Because a standardized medication informatics, preparation and use system for children would identify and mitigate potential patient risks related to formulation and dosing, opportunities to improve both the safety and effectiveness of pharmacotherapy would be optimized. The ability to incorporate drugs in Phase II and III clinical testing would serve an efficient research and development feedback not currently possible in either community or hospital practice. A full description of this system aspect for a research purpose is beyond the scope of this paper. Suffice it to say that all clinical testing in children, including research for off-label use, could be accommodated within this system as a vehicle for modifying product labeling, building the scientific infrastructure for practice-based research in pediatric pharmacotherapy, harmonizing pCNP formulations between patient care environments (institutional and community), and improving both the quality and quantity of knowledge translation and dissemination.
3. Conclusion and Call to Responsive Action
The Affordable Care Act will have a major impact on the access to care for pediatric patients and the practice and medication use in children. In addition, there are many unknowns with regard to the programmatic operations and patient outcomes. A major unknown is how the formularies associated with the affordable health plans, applied to dramatically larger segments of the population, will serve the needs of children, since pCNPs typically are not covered under many current third party insurance plans, including Medicaid. The creation of a pCNP electronic repository has the potential to increase children’s access to medically necessary pharmacotherapies. It also has the ability to improve transitions of care for patients as more community pharmacists will have access to the information needed to prepare the medication in the same formulation obtained in the acute care setting.

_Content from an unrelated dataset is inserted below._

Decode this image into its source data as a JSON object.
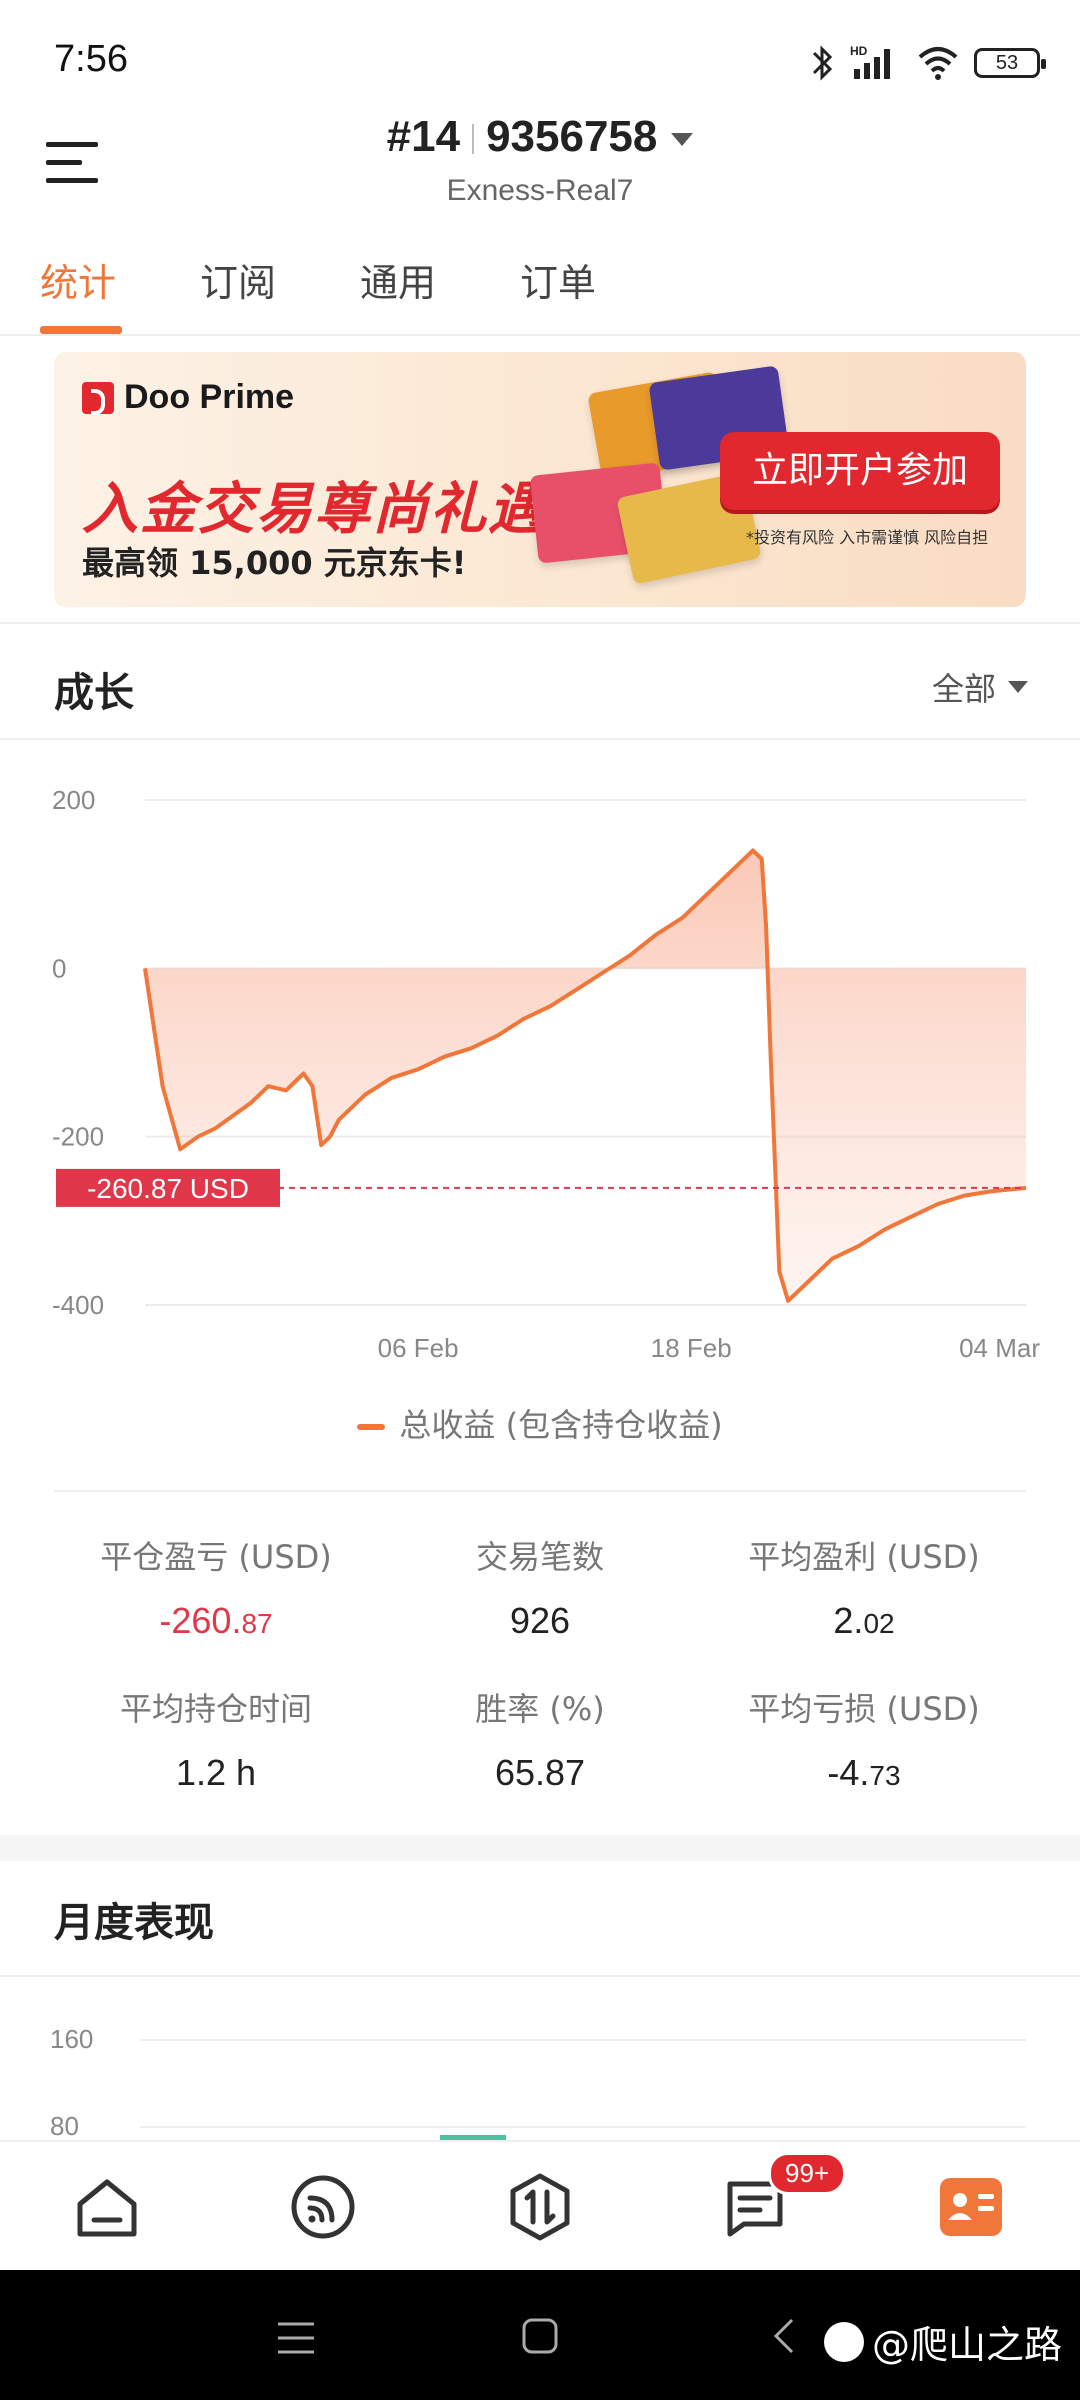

The health professions have an important responsibility for fulfilling access to safe, effective, and evidence-based formulations, including pCNPs, as part of the social contract with children. In the absence of responsiveness by professional, university, or corporate entities, government has a basic welfare obligation to the children of the United States to coordinate the enhancement of existing federal systems, like UMLS and its constituent databases, to remedy these informational deficiencies by including evidence-based pCNP formulations. Otherwise, treatment of neonates, infants, children, and adolescents will continue to fall short of optimal and coordinated medication use. In the wake of the New England Compounding Center (NECC) debacle and in the era of pediatric accountable care, need the professions and industry wait for the next calamity before we act responsively?